Selain pembilasan profesional, fisioterapi adalah metode yang efektif untuk mengobati kelenjar gondok pada bayi. Dalam kebanyakan kasus adenoiditis kronis, dokter meresepkan paparan sinar ultraviolet ringan. Dalam kasus kelenjar gondok dan peradangannya, anak-anak menjalani prosedur dengan alat "matahari", efeknya dilakukan melalui hidung dan mulut.

Fisioterapi semacam itu memiliki efek bakterisidal, imunostimulasi dan regenerasi, oleh karena itu banyak digunakan untuk kelenjar gondok..

Pengobatan tradisional

Digunakan untuk menambah air panas untuk inhalasi

Pengobatan tradisional menawarkan beberapa metode pengobatan yang efektif, tetapi lebih baik menggabungkannya dengan terapi obat konservatif. Jadi akan memungkinkan untuk segera menyingkirkan penyakit dan menghindari komplikasi..

  1. Jus Kalanchoe untuk flu biasa. Ambil 3-4 daun tanaman, uleni dalam lesung, lalu saring jus melalui kain tipis. Teteskan 2 tetes ke hidung dua kali sehari. Perhatian - jus menyebabkan bersin parah.
  2. Larutan garam untuk membilas hidung. Anda bisa menggunakan garam laut atau garam beryodium. Proporsi pembuatan larutan adalah 1 sdt. untuk 250 ml air.
  3. Minyak seabuckthorn untuk otitis media. Metode ini telah memantapkan dirinya sebagai pengobatan tradisional untuk mengobati otitis media. Jika telinga Anda sakit karena adenoiditis, Anda harus sedikit menghangatkan minyak seabuckthorn (dengan suhu 34-36 derajat) dan meneteskan 2 tetes ke setiap telinga..
  4. Inhalasi. Untuk menghilangkan flu, Anda hanya perlu menghirup uapnya. Untuk melakukan ini, wadah dengan air panas diketik, anak memiringkan kepalanya di atasnya (agar tidak membakar dirinya sendiri), menutupi dirinya dengan handuk dan menghirup panas selama 5-10 menit. Anda dapat menambahkan 3 tetes minyak rosemary, pinus atau kayu putih ke dalam air, atau satu sendok teh Pinosol untuk flu biasa..
  5. Untuk memperkuat sistem kekebalan tubuh, Anda bisa meminum tingtur echinacea (10 tetes tiga kali sehari), atau tingtur propolis (20 tetes di pagi dan sore hari).

Pengobatan tradisional dapat digabungkan.

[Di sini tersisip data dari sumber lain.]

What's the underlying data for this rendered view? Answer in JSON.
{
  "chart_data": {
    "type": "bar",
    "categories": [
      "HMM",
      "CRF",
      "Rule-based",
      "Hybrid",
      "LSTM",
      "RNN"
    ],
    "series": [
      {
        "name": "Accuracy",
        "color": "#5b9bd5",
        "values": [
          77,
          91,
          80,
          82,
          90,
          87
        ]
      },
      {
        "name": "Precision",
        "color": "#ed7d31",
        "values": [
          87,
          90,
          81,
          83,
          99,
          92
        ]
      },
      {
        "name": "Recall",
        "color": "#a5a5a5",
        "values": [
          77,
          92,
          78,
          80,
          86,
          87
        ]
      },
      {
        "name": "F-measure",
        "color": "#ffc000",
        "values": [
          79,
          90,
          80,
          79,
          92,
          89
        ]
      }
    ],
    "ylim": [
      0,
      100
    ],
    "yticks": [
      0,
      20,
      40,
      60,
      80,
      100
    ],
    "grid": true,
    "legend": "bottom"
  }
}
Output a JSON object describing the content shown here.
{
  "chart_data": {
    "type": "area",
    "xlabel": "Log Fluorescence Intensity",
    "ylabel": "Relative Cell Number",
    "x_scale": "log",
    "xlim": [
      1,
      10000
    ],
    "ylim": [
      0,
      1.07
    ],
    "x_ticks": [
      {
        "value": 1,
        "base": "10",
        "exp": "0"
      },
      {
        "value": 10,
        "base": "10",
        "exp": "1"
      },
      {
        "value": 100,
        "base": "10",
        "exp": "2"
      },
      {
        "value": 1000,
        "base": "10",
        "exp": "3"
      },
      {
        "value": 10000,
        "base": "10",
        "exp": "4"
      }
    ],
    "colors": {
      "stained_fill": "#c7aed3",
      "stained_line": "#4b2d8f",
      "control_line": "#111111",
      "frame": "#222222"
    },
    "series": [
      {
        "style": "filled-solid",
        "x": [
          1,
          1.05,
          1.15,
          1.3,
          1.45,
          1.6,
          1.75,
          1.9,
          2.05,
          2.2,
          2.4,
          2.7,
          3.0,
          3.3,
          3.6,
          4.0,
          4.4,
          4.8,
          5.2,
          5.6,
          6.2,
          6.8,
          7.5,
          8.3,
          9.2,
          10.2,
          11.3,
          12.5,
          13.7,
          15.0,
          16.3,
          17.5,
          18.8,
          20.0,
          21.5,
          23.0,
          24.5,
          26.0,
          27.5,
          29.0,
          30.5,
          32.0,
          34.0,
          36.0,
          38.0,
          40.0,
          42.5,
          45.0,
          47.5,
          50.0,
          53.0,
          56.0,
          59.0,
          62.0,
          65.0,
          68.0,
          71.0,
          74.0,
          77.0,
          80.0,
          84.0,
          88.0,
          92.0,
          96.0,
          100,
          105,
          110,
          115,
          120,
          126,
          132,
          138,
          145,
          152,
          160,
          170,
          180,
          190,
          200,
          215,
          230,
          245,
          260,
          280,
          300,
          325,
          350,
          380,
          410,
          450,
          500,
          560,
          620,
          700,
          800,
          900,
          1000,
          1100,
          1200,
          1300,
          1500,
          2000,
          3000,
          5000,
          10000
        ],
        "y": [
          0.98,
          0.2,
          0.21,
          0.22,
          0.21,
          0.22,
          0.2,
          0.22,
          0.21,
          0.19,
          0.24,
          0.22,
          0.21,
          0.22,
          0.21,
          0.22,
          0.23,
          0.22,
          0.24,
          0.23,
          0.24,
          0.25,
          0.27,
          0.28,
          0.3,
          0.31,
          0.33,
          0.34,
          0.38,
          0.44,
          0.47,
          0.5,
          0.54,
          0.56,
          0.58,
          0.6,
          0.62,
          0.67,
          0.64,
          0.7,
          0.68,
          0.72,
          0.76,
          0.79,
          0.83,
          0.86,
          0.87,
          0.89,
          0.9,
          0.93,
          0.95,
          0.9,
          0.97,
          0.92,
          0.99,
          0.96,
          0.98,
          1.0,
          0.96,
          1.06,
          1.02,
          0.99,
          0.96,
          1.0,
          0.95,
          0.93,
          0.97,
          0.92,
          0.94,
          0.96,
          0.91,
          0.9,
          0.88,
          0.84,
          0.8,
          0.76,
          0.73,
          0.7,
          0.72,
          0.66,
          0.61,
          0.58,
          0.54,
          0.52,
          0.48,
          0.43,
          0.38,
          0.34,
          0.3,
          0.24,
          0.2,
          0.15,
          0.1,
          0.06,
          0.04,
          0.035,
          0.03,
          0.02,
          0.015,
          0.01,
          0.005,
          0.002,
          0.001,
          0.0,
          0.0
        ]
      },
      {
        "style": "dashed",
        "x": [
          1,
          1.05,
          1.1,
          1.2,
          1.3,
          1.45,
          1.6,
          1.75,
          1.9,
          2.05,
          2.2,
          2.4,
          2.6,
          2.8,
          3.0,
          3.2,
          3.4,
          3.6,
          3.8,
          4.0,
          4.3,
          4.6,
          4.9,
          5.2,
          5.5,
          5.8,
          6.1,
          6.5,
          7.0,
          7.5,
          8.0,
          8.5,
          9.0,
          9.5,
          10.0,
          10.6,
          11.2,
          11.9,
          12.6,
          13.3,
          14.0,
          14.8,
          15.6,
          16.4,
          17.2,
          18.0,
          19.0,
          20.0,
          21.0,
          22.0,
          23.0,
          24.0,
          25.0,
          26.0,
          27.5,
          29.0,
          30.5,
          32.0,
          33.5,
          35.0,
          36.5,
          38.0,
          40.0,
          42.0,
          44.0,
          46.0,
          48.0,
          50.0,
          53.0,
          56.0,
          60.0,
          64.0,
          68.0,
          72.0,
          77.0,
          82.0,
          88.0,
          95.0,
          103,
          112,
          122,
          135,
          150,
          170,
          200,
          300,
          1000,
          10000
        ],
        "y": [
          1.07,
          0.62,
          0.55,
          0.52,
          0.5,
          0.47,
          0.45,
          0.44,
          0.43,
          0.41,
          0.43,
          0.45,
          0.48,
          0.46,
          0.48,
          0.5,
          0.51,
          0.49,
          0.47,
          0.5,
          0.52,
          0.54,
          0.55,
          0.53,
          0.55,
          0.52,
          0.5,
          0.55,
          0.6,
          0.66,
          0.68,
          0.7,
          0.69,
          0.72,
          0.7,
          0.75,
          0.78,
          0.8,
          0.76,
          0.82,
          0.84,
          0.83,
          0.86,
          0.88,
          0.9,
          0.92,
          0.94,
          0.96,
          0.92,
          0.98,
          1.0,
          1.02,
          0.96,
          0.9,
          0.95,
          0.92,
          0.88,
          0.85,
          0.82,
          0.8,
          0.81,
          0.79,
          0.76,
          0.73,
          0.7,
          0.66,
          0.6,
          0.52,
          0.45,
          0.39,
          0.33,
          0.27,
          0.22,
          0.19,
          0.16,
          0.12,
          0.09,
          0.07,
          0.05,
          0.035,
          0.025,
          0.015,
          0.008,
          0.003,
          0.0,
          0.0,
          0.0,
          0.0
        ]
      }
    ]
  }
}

Misalnya, pertama-tama lakukan inhalasi, lalu bilas hidung Anda dengan larutan garam, lalu teteskan obat tetes buatan sendiri dari Kalanchoe.

Senam pernapasan menurut metode Buteyko

Metode berikut meningkatkan suplai oksigen selama bernafas, tetapi keefektifannya dalam mengobati kelenjar gondok sangat dipertanyakan. Senam pernapasan dilakukan sebagai berikut.

  1. Jepit salah satu lubang hidung dengan jari Anda, misalnya di kanan. Tarik napas dengan lubang hidung kiri, tahan napas, kali ini tutup lubang hidung kiri dan buang napas dengan kanan. Jadi, lubang hidung bergantian, ambil 20 napas dan buang napas.
  2. Tuang air ke dalam botol plastik biasa dan masukkan sedotan ke dalamnya. Anak itu mengambil sedotan dengan bibirnya, menarik napas dalam-dalam dengan hidungnya, dan perlahan mengembuskannya dengan mulutnya melalui sedotan tersebut, sehingga airnya “berdeguk”. Ulangi 5 menit.
  3. Tarik napas dalam-dalam, putar kepala Anda dulu ke kiri, lalu ke kanan, lalu buang napas. Ulangi 30 kali.
  4. Tarik napas perlahan melalui hidung sambil mengangkat lengan ke atas, lalu buang napas perlahan sambil menurunkan lengan.
  5. Tarik napas perlahan sambil membulatkan (menggembungkan) perut. Saat Anda mengeluarkan napas, tarik perut Anda ke dalam.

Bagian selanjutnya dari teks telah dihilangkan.